Time Period3 Months [change]
DirectionMoves Together 
StrengthWeak
Accuracy100.0%
ValuesDaily Returns

Equity Growth Fund  vs.  Columbia Global Equity

 Performance 
       Timeline  
Equity Growth 

Risk-Adjusted Performance

Very Weak

 
Weak
 
Strong
Over the last 90 days Equity Growth Fund has generated negative risk-adjusted returns adding no value to fund investors. In spite of fairly strong forward indicators, Equity Growth is not utilizing all of its potentials. The current stock price disturbance, may contribute to short-term losses for the investors.
Columbia Global Equity 

Risk-Adjusted Performance

Very Weak

 
Weak
 
Strong
Over the last 90 days Columbia Global Equity has generated negative risk-adjusted returns adding no value to fund investors. In spite of fairly strong basic indicators, Columbia Global is not utilizing all of its potentials. The current stock price disturbance, may contribute to short-term losses for the investors.

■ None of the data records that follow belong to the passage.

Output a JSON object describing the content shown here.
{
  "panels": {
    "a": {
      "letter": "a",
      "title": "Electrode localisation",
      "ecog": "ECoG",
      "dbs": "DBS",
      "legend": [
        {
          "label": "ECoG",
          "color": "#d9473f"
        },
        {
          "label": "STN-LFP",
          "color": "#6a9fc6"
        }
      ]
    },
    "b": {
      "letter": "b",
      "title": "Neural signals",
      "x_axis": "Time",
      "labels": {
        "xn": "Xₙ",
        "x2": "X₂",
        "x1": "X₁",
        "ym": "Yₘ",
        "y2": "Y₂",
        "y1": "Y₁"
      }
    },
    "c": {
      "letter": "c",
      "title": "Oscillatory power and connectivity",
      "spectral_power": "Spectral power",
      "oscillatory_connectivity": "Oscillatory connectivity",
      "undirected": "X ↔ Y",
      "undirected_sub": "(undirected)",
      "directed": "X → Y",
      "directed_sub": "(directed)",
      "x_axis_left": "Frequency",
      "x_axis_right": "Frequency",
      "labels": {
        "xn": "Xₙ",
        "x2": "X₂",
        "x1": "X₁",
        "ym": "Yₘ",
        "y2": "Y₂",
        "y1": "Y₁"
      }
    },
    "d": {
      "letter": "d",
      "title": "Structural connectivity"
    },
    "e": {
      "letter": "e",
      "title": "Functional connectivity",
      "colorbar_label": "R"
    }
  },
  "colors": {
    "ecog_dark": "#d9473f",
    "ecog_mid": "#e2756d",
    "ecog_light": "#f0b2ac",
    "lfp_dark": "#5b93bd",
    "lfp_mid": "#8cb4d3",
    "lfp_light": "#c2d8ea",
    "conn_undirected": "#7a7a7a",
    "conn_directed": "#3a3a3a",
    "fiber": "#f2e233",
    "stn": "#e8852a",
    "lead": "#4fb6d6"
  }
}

Equity Growth and Columbia Global Volatility Contrast

   Predicted Return Density   
       Returns  

Pair Trading with Equity Growth and Columbia Global

The main advantage of trading using opposite Equity Growth and Columbia Global positions is that it hedges away some unsystematic risk. Because of two separate transactions, even if Equity Growth position performs unexpectedly, Columbia Global can make up some of the losses. Pair trading also minimizes risk from directional movements in the market. For example, if an entire industry or sector drops because of unexpected headlines, the short position in Columbia Global will offset losses from the drop in Columbia Global's long position.
The idea behind Equity Growth Fund and Columbia Global Equity pairs trading is to make the combined position market-neutral, meaning the overall market's direction will not affect its win or loss (or potential downside or upside). This can be achieved by designing a pairs trade with two highly correlated stocks or equities that operate in a similar space or sector, making it possible to obtain profits through simple and relatively low-risk investment.
Check out your portfolio center.
Note that this page's information should be used as a complementary analysis to find the right mix of equity instruments to add to your existing portfolios or create a brand new portfolio. You can also try the USA ETFs module to find actively traded Exchange Traded Funds (ETF) in USA.